Working for a couple of years already, I have learned a few things that have helped me along the way, and that I thought I would share. I have had two full time jobs and in both of them I was in the fast track for promotions. I am naturally a very responsible person and generally inclined to do the right thing no matter how painful or boring it is and I know that helped me being perceived well and trusted above my peers most of the times, but I have also identified a few behaviours that have also helped me along the way.
Being organised, neat and snappy is not overrated
If you want to stand a chance for that (early) promotion and be considered a high performer, you don’t only have to deliver on your tasks but you also need to look like you can handle your job plus the one of your direct manager – literally. Therefore, looking organised, neat and just being snappy in doing things and acting and reacting quick is an absolute must. You are not supposed to deliver big or important tasks very fast and badly, there are things that just take their time, but being snappy is best showed in how fast you learn something, delivering small tasks quickly, reacting to things quickly, being proactive so that you can give an impression of being able to solve things well and fairly quickly and being able to handle pretty much anything that comes your way.

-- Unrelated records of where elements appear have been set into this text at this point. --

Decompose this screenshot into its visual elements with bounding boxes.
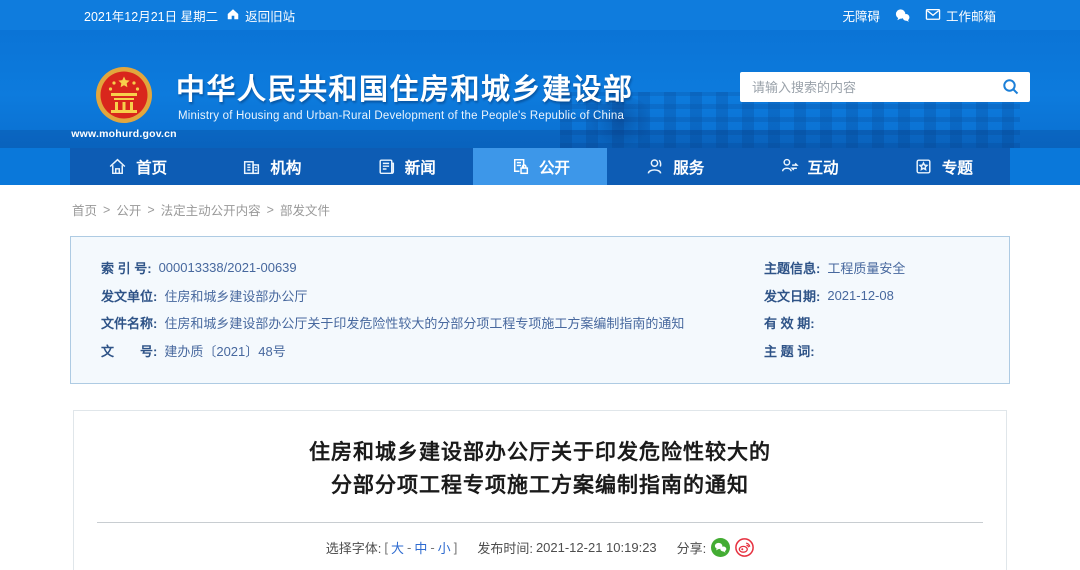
article-title-line2: 分部分项工程专项施工方案编制指南的通知 <box>331 474 749 497</box>
site-title: 中华人民共和国住房和城乡建设部 <box>176 74 634 106</box>
disclosure-icon <box>510 156 531 177</box>
info-row-issue-date: 发文日期: 2021-12-08 <box>764 287 894 304</box>
accessibility-link[interactable]: 无障碍 <box>842 6 880 25</box>
back-to-old-site-link[interactable]: 返回旧站 <box>226 6 295 25</box>
main-nav-strip: 首页 机构 新闻 公开 服务 互动 专题 <box>0 148 1080 185</box>
info-row-document-name: 文件名称: 住房和城乡建设部办公厅关于印发危险性较大的分部分项工程专项施工方案编… <box>101 316 685 332</box>
main-nav: 首页 机构 新闻 公开 服务 互动 专题 <box>70 148 1010 185</box>
nav-item-interact[interactable]: 互动 <box>741 148 875 185</box>
nav-item-organization[interactable]: 机构 <box>204 148 338 185</box>
breadcrumb-statutory-content[interactable]: 法定主动公开内容 <box>161 200 261 219</box>
search-icon[interactable] <box>1000 76 1022 98</box>
share-bar: 分享: <box>677 538 755 557</box>
topics-icon <box>913 156 934 177</box>
font-size-medium-link[interactable]: 中 <box>414 538 427 557</box>
site-header: www.mohurd.gov.cn 中华人民共和国住房和城乡建设部 Minist… <box>0 30 1080 148</box>
title-divider <box>97 522 983 523</box>
work-mail-link[interactable]: 工作邮箱 <box>925 6 996 25</box>
article-title: 住房和城乡建设部办公厅关于印发危险性较大的 分部分项工程专项施工方案编制指南的通… <box>74 436 1006 502</box>
info-row-validity-period: 有 效 期: <box>764 316 815 332</box>
wechat-icon[interactable] <box>894 8 911 23</box>
organization-icon <box>241 156 262 177</box>
breadcrumb-disclosure[interactable]: 公开 <box>116 200 141 219</box>
mail-icon <box>925 7 941 24</box>
breadcrumb-home[interactable]: 首页 <box>72 200 97 219</box>
info-row-index-number: 索 引 号: 000013338/2021-00639 <box>101 260 297 277</box>
article-meta-bar: 选择字体: [ 大 - 中 - 小 ] 发布时间: 2021-12-21 10:… <box>74 538 1006 557</box>
nav-item-home[interactable]: 首页 <box>70 148 204 185</box>
info-row-document-number: 文 号: 建办质〔2021〕48号 <box>101 343 286 359</box>
interact-icon <box>779 156 800 177</box>
breadcrumb: 首页 > 公开 > 法定主动公开内容 > 部发文件 <box>72 200 330 219</box>
article-title-line1: 住房和城乡建设部办公厅关于印发危险性较大的 <box>309 441 771 464</box>
document-info-left-column: 索 引 号: 000013338/2021-00639 发文单位: 住房和城乡建… <box>101 254 721 364</box>
national-emblem-logo[interactable] <box>95 66 153 124</box>
publish-time: 发布时间: 2021-12-21 10:19:23 <box>477 540 657 556</box>
home-icon <box>226 7 240 24</box>
wechat-share-icon[interactable] <box>711 538 731 557</box>
font-size-small-link[interactable]: 小 <box>438 538 451 557</box>
nav-item-news[interactable]: 新闻 <box>339 148 473 185</box>
info-row-topic-info: 主题信息: 工程质量安全 <box>764 261 906 277</box>
site-url: www.mohurd.gov.cn <box>71 128 177 140</box>
news-icon <box>376 156 397 177</box>
current-date: 2021年12月21日 星期二 <box>84 9 219 24</box>
document-info-box: 索 引 号: 000013338/2021-00639 发文单位: 住房和城乡建… <box>70 236 1010 384</box>
font-size-selector: 选择字体: [ 大 - 中 - 小 ] <box>325 538 458 557</box>
search-input[interactable] <box>752 79 1000 95</box>
nav-item-service[interactable]: 服务 <box>607 148 741 185</box>
service-icon <box>644 156 665 177</box>
home-icon <box>107 156 128 177</box>
weibo-share-icon[interactable] <box>735 538 755 557</box>
article-card: 住房和城乡建设部办公厅关于印发危险性较大的 分部分项工程专项施工方案编制指南的通… <box>73 410 1007 570</box>
nav-item-topics[interactable]: 专题 <box>876 148 1010 185</box>
top-utility-bar: 2021年12月21日 星期二 返回旧站 无障碍 工作邮箱 <box>0 0 1080 30</box>
document-info-right-column: 主题信息: 工程质量安全 发文日期: 2021-12-08 有 效 期: 主 题… <box>764 254 994 364</box>
info-row-issuing-unit: 发文单位: 住房和城乡建设部办公厅 <box>101 288 308 304</box>
page: 2021年12月21日 星期二 返回旧站 无障碍 工作邮箱 www.mohurd… <box>0 0 1080 570</box>
breadcrumb-ministry-documents[interactable]: 部发文件 <box>280 200 330 219</box>
info-row-subject-terms: 主 题 词: <box>764 343 815 359</box>
nav-item-disclosure[interactable]: 公开 <box>472 148 608 185</box>
search-box <box>740 72 1030 102</box>
font-size-large-link[interactable]: 大 <box>391 538 404 557</box>
site-subtitle: Ministry of Housing and Urban-Rural Deve… <box>178 110 625 122</box>
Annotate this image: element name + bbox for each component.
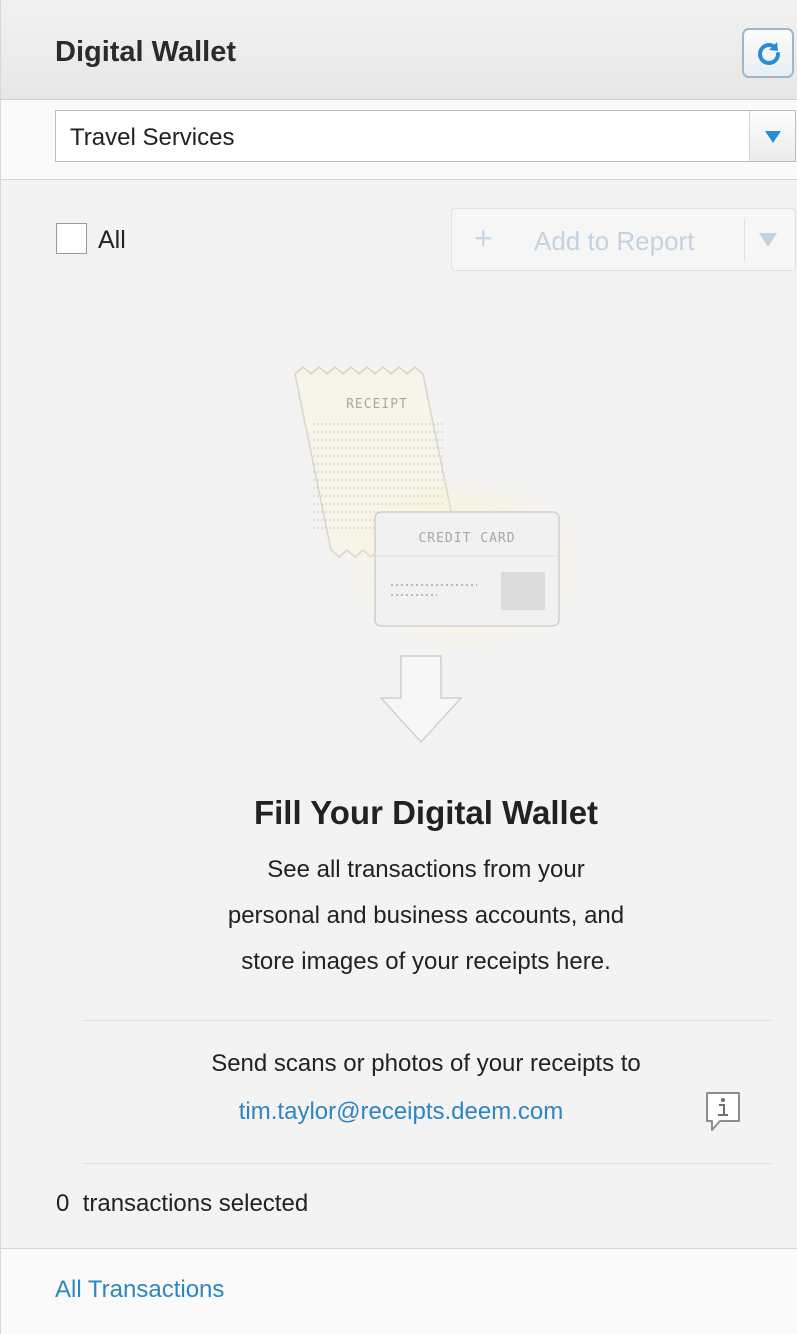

Read all that comes in to your hands/in front of your eyes
You need to be knowledgeable or at least look like you are. And there is no better way of doing it then by reading more than everyone else. Whatever company material you have available, Google search for pretty much anything you need to know. Don’t just ask people around you, first do your part and read and get an understanding of the subject and then soak in further knowledge from those around you.
Always underpromise and overdeliver
This is the golden rule when it comes to client interactions, but it is not only applicable to that relationship, but also to how you work with your team/manager, and generally in life. Never ever overpromise. This will always come back and bite you in the bum. And I know a lot about that. After joining my current company, I was “thrown” in a client account that was the king of being overpromised and always get under deliveries. This account was for a long time in emergency mode, with everyone running around and trying to solve things and build things that we did not even have capability for. And this has caused wounds that are not closed even now, after the project they needed was finally delivered, a year after it was initially promised.
Get your time management ability on point
Super important organisational and time management tip: stay on top of your inbox and your calendar. Don’t get lost in it and make sure it is you managing your inbox and not the other way around. Learn to quickly identify senders, people, groups and know on which emails you need to spend time and read carefully, and on which not. If you keep getting distracted and reading for long, slow minutes the same 10 daily emails about something that does not even directly concern you, it’s bad. It’s a sign that you have no idea what you do, what you should pay attention to and what not. You can’t clutter your mind and time with useless information so you better learn how to categorise and prioritize accordingly. Apart from basic inbox management, make sure that you know how to organise your time, identify quick wins that you can quickly deliver on and take them out of your way and pour time into the big, chunky, important tasks.
Meeting minutes are important
I have only come across this concept in my second job. In my first job, taking and sharing call minutes after each client call did not really make sense. But with my current consulting role, I am supporting my clients on an ongoing basis and we both undergo a project, which means that there are actions that each of us has to take and deliver on, there are decisions that are being taken or discussed, and it is extremely important to document that and hold both sides accountable.
I think I could go on with a few more things, but these are the first ones that came into mind at first and that I consider as a basis for a good start. I am not claiming to be the best professional around, or having crazy experience, but I’ve done a few things well and I believe if you apply any of the tips above, it will only do you well and it will help you be better at work.